Note: This approach should not be considered as zero-downtime, since there is a very small time gap between old container stop and nginx reload. But you can modify nginx settings to retry failed requests and solve this issue on that level.
Basically this example is relies on ability of docker-compose
to scale number of containers per service. When you are deploying new image, you are running two versions of container at the same time.
When you are started new version of container, you should also run migration scripts, warmup caches and so on. So we should wait until it ready to handle requests. This means that our container should provide a way to check it health by runing some command inside container. Something like:
docker exec $newContainer bash c "./healthcheck"
The main thing is how docker resolves DNS for services. If you are running two containers for single service, it stel will route all traffic to old one. So we could wait for container to be healthy eniught and just stop old one and reload nginx.

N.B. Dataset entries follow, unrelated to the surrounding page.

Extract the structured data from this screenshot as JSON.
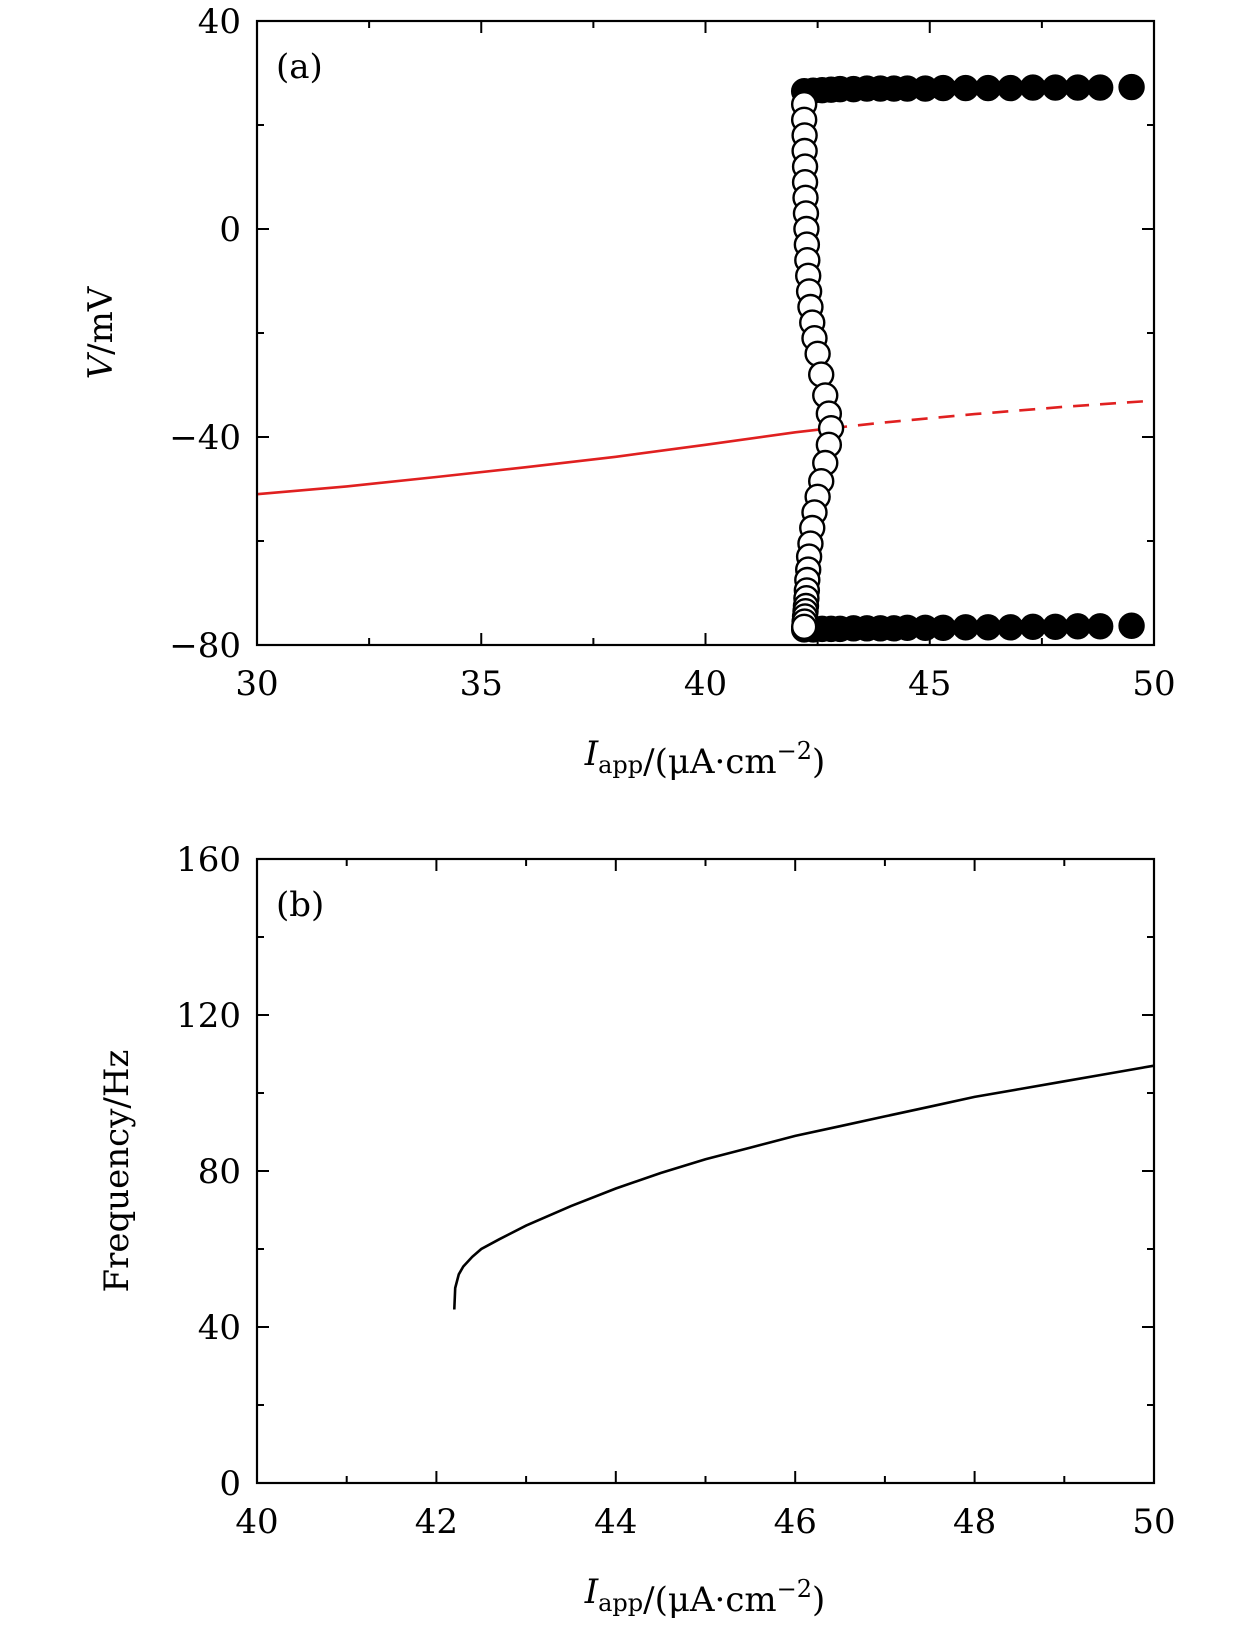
{
  "chart_data": [
    {
      "type": "scatter",
      "panel_label": "(a)",
      "xlabel": "I_app/(μA·cm^−2)",
      "ylabel": "V/mV",
      "xlim": [
        30,
        50
      ],
      "ylim": [
        -80,
        40
      ],
      "x_ticks": [
        30,
        35,
        40,
        45,
        50
      ],
      "y_ticks": [
        -80,
        -40,
        0,
        40
      ],
      "x_tick_labels": [
        "30",
        "35",
        "40",
        "45",
        "50"
      ],
      "y_tick_labels": [
        "−80",
        "−40",
        "0",
        "40"
      ],
      "grid": false,
      "colors": {
        "equilibrium": "#e02020",
        "markers": "#000000"
      },
      "series": [
        {
          "style": "solid-line",
          "color": "#e02020",
          "x": [
            30,
            32,
            34,
            36,
            38,
            40,
            42,
            42.8
          ],
          "y": [
            -51,
            -49.5,
            -47.7,
            -45.8,
            -43.8,
            -41.5,
            -39.1,
            -38.3
          ]
        },
        {
          "style": "dashed-line",
          "color": "#e02020",
          "x": [
            42.8,
            44,
            46,
            48,
            50
          ],
          "y": [
            -38.3,
            -37.2,
            -35.6,
            -34.2,
            -33
          ]
        },
        {
          "style": "filled-circles",
          "x": [
            42.2,
            42.4,
            42.6,
            42.8,
            43.0,
            43.3,
            43.6,
            43.9,
            44.2,
            44.5,
            44.9,
            45.3,
            45.8,
            46.3,
            46.8,
            47.3,
            47.8,
            48.3,
            48.8,
            49.5
          ],
          "y": [
            26.5,
            26.6,
            26.7,
            26.8,
            26.9,
            26.9,
            27,
            27,
            27,
            27,
            27,
            27.1,
            27.1,
            27.1,
            27.1,
            27.2,
            27.2,
            27.2,
            27.2,
            27.3
          ]
        },
        {
          "style": "filled-circles",
          "x": [
            42.2,
            42.4,
            42.6,
            42.8,
            43.0,
            43.3,
            43.6,
            43.9,
            44.2,
            44.5,
            44.9,
            45.3,
            45.8,
            46.3,
            46.8,
            47.3,
            47.8,
            48.3,
            48.8,
            49.5
          ],
          "y": [
            -77,
            -77,
            -76.9,
            -76.9,
            -76.9,
            -76.8,
            -76.8,
            -76.8,
            -76.8,
            -76.7,
            -76.7,
            -76.7,
            -76.6,
            -76.6,
            -76.6,
            -76.5,
            -76.5,
            -76.4,
            -76.4,
            -76.3
          ]
        },
        {
          "style": "open-circles",
          "x": [
            42.2,
            42.2,
            42.21,
            42.21,
            42.22,
            42.22,
            42.23,
            42.24,
            42.25,
            42.26,
            42.27,
            42.29,
            42.31,
            42.34,
            42.38,
            42.43,
            42.5,
            42.58,
            42.67,
            42.75,
            42.8,
            42.75,
            42.67,
            42.58,
            42.5,
            42.43,
            42.38,
            42.34,
            42.31,
            42.29,
            42.27,
            42.26,
            42.25,
            42.24,
            42.23,
            42.22,
            42.21,
            42.2
          ],
          "y": [
            24,
            21,
            18,
            15,
            12,
            9,
            6,
            3,
            0,
            -3,
            -6,
            -9,
            -12,
            -15,
            -18,
            -21,
            -24,
            -28,
            -32,
            -35.5,
            -38.3,
            -41.5,
            -45,
            -48.5,
            -51.5,
            -54.5,
            -57.5,
            -60.5,
            -63,
            -65.5,
            -67.5,
            -69.5,
            -71,
            -72.5,
            -73.5,
            -74.5,
            -75.5,
            -76.5
          ]
        }
      ]
    },
    {
      "type": "line",
      "panel_label": "(b)",
      "xlabel": "I_app/(μA·cm^−2)",
      "ylabel": "Frequency/Hz",
      "xlim": [
        40,
        50
      ],
      "ylim": [
        0,
        160
      ],
      "x_ticks": [
        40,
        42,
        44,
        46,
        48,
        50
      ],
      "y_ticks": [
        0,
        40,
        80,
        120,
        160
      ],
      "x_tick_labels": [
        "40",
        "42",
        "44",
        "46",
        "48",
        "50"
      ],
      "y_tick_labels": [
        "0",
        "40",
        "80",
        "120",
        "160"
      ],
      "grid": false,
      "series": [
        {
          "x": [
            42.2,
            42.21,
            42.25,
            42.3,
            42.4,
            42.5,
            42.7,
            43,
            43.5,
            44,
            44.5,
            45,
            45.5,
            46,
            46.5,
            47,
            47.5,
            48,
            48.5,
            49,
            49.5,
            50
          ],
          "y": [
            44.5,
            50,
            53.5,
            55.5,
            58,
            60,
            62.5,
            66,
            71,
            75.5,
            79.5,
            83,
            86,
            89,
            91.5,
            94,
            96.5,
            99,
            101,
            103,
            105,
            107
          ]
        }
      ]
    }
  ]
}
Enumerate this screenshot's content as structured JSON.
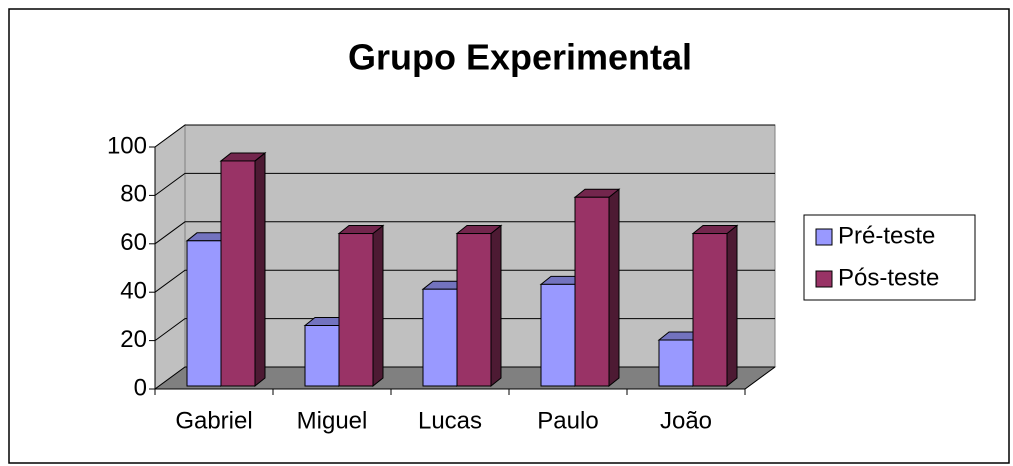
{
  "chart_data": {
    "type": "bar3d",
    "title": "Grupo Experimental",
    "categories": [
      "Gabriel",
      "Miguel",
      "Lucas",
      "Paulo",
      "João"
    ],
    "series": [
      {
        "name": "Pré-teste",
        "color": "#9999ff",
        "values": [
          60,
          25,
          40,
          42,
          19
        ]
      },
      {
        "name": "Pós-teste",
        "color": "#993366",
        "values": [
          93,
          63,
          63,
          78,
          63
        ]
      }
    ],
    "ylim": [
      0,
      100
    ],
    "yticks": [
      0,
      20,
      40,
      60,
      80,
      100
    ],
    "grid": true,
    "legend": "right"
  }
}
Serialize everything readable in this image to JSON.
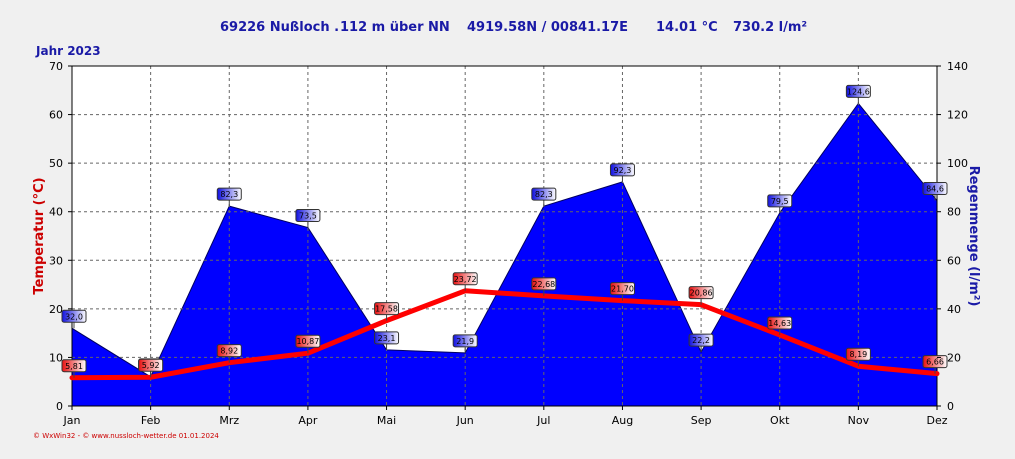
{
  "header": {
    "station": "69226 Nußloch .",
    "elevation": "112 m über NN",
    "coords": "4919.58N / 00841.17E",
    "avg_temp": "14.01 °C",
    "total_rain": "730.2 l/m²"
  },
  "year_label": "Jahr  2023",
  "footer": "© WxWin32 - © www.nussloch-wetter.de   01.01.2024",
  "colors": {
    "temp": "#ff0000",
    "rain_fill": "#0000ff",
    "left_axis": "#cc0000",
    "right_axis": "#1a1aa6"
  },
  "chart_data": {
    "type": "area",
    "categories": [
      "Jan",
      "Feb",
      "Mrz",
      "Apr",
      "Mai",
      "Jun",
      "Jul",
      "Aug",
      "Sep",
      "Okt",
      "Nov",
      "Dez"
    ],
    "ylabel": "Temperatur  (°C)",
    "ylabel_right": "Regenmenge  (l/m²)",
    "ylim": [
      0,
      70
    ],
    "ylim_right": [
      0,
      140
    ],
    "yticks": [
      "0",
      "10",
      "20",
      "30",
      "40",
      "50",
      "60",
      "70"
    ],
    "yticks_right": [
      "0",
      "20",
      "40",
      "60",
      "80",
      "100",
      "120",
      "140"
    ],
    "grid": true,
    "series": [
      {
        "axis": "right",
        "kind": "area",
        "values": [
          32.0,
          12.0,
          82.3,
          73.5,
          23.1,
          21.9,
          82.3,
          92.3,
          22.2,
          79.5,
          124.6,
          84.6
        ],
        "labels": [
          "32,0",
          "12,0",
          "82,3",
          "73,5",
          "23,1",
          "21,9",
          "82,3",
          "92,3",
          "22,2",
          "79,5",
          "124,6",
          "84,6"
        ]
      },
      {
        "axis": "left",
        "kind": "line",
        "values": [
          5.81,
          5.92,
          8.92,
          10.87,
          17.58,
          23.72,
          22.68,
          21.7,
          20.86,
          14.63,
          8.19,
          6.66
        ],
        "labels": [
          "5,81",
          "5,92",
          "8,92",
          "10,87",
          "17,58",
          "23,72",
          "22,68",
          "21,70",
          "20,86",
          "14,63",
          "8,19",
          "6,66"
        ]
      }
    ]
  }
}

To make it real zero-downtime, you could use the same script, but you should not rely on docker dns for host resolution. You could use confd to dynamicly update ngonx host config and use some key-value store (redis for example) to store address of host. It that case you could manually update host info before killing old container.
First of all, we should link first version of our application as source:
cp sources/v1.php app/app.php
Then start application:
docker-compose up -d
This command will build first version of our application image. In this example app will be started on port 8080
, you could check it in your browser.
Now, when everything works, let's update application and build new version of application image:
cp sources/v2.php app/app.php
docker-compose build app
And now, here comes the magic! Let's replace containers:
./scripts/swap app "./healthcheck"
This script will start new container for given service, will wait until it's ready to handle requests, and then just kills the old one! After that it will reload nginx configs to make sure that is uses new container.
Please see source of scripts/swap
for details.
This approach uses scale
command, which may be removed in next releases of docker-compose
#2496. Currently this is the simplest way to make deployment without downtime of your application.